Founded in 1985, Manavi was the first organization in the U.S to specifically address the unmet needs of South Asian women victims of violence. Initially conceptualized as a consciousness-raising group, Manavi’s founders soon realized that South Asian women facing abuse were unable to access critical services from mainstream domestic violence organizations in the U.S owing to cultural, linguistic and immigration related barriers, among many others.
Since its inception several other South Asian organizations have been formed in the U.S. along similar lines. Today, Manavi continues to be a pioneer in advancing the South Asian women’s movement in the U.S by championing new strategies and constantly adapting the advocacy strategies and service provision to the changing needs of South Asian women living in the U.S.
As a direct service provider, a social change agent within the South Asian community, and a diversity trainer in the mainstream movement to end violence against women in the U.S., Manavi simultaneously addresses both the immediate needs of women facing abuse and the long-term vision of establishing peaceful communities free from gender-based violence.
It is important to understand the history of the different waves of migration here to the U.S. by AAPI women, both through their stories and experiences and the obstacles they have faced. One of the women documenting that history is
Dr. Huping Ling:
A Ford Foundation Prize-winning author, she has published eleven books and over hundred articles on Asian American studies, including immigration and ethnicity, assimilation and adaptation, transnationalism, family and marriage, employment patterns, and community structures.
Professor of History, Dr. Huping Ling
Voices of the Heart: Asian American Women on Immigration, Work, and Family, by
Huping Ling:
A firsthand look at Asian women of the Midwest, Voices of the Heart is a comprehensive and comparative oral history that includes Chinese, Japanese, Filipina, Korean, and Asian Indian women as well as the newer Asian groups of Vietnamese, Laotians, Hmong, Thais, and Pakistanis. Huping Ling gathers these women's heartfelt stories about their journeys to America, their aspirations, their strides in education and employment, their cultural heritage, and their family dynamics.
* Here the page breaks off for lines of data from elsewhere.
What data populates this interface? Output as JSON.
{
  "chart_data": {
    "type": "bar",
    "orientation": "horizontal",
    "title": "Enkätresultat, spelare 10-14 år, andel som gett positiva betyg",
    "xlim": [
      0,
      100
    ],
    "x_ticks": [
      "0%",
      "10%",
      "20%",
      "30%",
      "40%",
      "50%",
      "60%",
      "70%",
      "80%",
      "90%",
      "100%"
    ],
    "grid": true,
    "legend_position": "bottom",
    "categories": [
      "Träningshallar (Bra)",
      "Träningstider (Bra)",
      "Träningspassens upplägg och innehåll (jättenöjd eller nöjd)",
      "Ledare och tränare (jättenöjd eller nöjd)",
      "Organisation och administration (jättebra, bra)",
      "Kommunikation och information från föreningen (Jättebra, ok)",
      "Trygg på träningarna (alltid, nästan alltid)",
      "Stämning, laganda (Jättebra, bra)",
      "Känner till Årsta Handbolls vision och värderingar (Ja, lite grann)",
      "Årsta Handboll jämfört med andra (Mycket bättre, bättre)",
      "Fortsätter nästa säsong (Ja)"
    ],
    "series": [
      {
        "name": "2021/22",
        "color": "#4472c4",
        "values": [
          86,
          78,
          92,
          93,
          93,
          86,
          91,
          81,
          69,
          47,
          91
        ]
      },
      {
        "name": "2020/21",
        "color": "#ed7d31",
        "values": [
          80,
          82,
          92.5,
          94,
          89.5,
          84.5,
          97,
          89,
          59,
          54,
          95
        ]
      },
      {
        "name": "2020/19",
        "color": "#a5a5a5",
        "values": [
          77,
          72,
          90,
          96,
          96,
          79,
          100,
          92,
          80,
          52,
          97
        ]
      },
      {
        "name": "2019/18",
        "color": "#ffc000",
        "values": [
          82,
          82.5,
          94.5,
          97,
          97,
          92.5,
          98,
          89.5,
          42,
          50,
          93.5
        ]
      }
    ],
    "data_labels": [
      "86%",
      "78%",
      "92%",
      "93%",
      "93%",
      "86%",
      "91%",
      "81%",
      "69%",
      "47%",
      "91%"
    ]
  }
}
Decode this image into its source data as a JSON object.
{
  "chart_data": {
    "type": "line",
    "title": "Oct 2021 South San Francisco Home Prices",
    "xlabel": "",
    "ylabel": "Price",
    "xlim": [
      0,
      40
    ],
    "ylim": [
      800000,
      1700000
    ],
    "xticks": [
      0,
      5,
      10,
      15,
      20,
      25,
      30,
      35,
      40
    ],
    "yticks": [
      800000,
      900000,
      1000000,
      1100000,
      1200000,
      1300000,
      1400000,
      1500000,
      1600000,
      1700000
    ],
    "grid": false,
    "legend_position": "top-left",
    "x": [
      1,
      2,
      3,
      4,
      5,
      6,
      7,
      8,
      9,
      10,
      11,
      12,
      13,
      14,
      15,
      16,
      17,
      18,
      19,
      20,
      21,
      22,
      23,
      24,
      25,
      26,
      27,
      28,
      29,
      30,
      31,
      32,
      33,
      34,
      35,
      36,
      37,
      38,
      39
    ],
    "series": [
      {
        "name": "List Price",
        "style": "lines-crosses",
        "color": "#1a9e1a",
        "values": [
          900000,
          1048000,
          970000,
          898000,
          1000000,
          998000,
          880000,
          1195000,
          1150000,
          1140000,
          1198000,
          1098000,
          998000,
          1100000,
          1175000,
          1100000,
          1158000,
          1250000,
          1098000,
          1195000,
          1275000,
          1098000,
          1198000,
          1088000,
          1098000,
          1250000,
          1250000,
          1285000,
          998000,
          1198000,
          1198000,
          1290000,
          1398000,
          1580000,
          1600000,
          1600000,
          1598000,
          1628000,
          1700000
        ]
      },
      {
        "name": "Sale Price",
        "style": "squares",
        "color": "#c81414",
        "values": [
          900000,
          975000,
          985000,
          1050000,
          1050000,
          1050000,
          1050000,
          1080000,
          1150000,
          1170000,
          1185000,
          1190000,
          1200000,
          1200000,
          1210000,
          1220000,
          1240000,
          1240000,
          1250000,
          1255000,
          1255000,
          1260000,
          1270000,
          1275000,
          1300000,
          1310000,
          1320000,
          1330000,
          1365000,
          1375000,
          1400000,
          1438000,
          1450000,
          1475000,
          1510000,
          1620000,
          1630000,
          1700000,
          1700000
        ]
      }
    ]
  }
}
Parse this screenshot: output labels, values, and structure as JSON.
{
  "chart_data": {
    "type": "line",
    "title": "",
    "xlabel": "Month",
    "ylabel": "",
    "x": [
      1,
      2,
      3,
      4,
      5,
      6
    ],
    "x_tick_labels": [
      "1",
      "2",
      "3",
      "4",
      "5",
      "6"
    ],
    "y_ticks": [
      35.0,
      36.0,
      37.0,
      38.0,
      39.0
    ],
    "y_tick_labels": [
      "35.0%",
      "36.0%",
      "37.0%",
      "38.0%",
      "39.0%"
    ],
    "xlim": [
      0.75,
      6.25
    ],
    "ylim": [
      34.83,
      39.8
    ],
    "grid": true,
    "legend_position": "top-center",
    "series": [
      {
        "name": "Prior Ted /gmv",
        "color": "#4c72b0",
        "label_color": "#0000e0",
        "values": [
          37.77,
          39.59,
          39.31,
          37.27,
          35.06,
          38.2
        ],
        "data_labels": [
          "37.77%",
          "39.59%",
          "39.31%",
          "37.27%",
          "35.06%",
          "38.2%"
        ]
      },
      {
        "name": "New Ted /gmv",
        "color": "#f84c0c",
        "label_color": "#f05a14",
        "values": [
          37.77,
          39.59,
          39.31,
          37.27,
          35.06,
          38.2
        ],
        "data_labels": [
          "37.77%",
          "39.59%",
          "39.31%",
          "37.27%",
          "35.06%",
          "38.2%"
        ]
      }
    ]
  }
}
The women featured tell how their experiences align with their expectations of life in America, and the challenges of adjusting to a new culture while preserving their own.
Also by Huping Ling, I suggest
Surviving on the Gold Mountain: A History of Chinese American Women and Their Lives, from
SUNY Press.
Surviving on the Gold Mountain is the first comprehensive work on Chinese American women's history covering the past 150 years. Relying on archival documents (many of which have never been used), oral history interviews, census data, contemporary newspapers in English and Chinese, and secondary literature, it unearths an unknown page of Chinese American history--the lives of Chinese immigrant women as wives of merchants, farmers, and laborers, as prostitutes, and as students and professionals in nineteenth- and twentieth-century America.
I'd like to thank our AAPI foremothers and sisters for the role they have played in building this nation and moving us forward.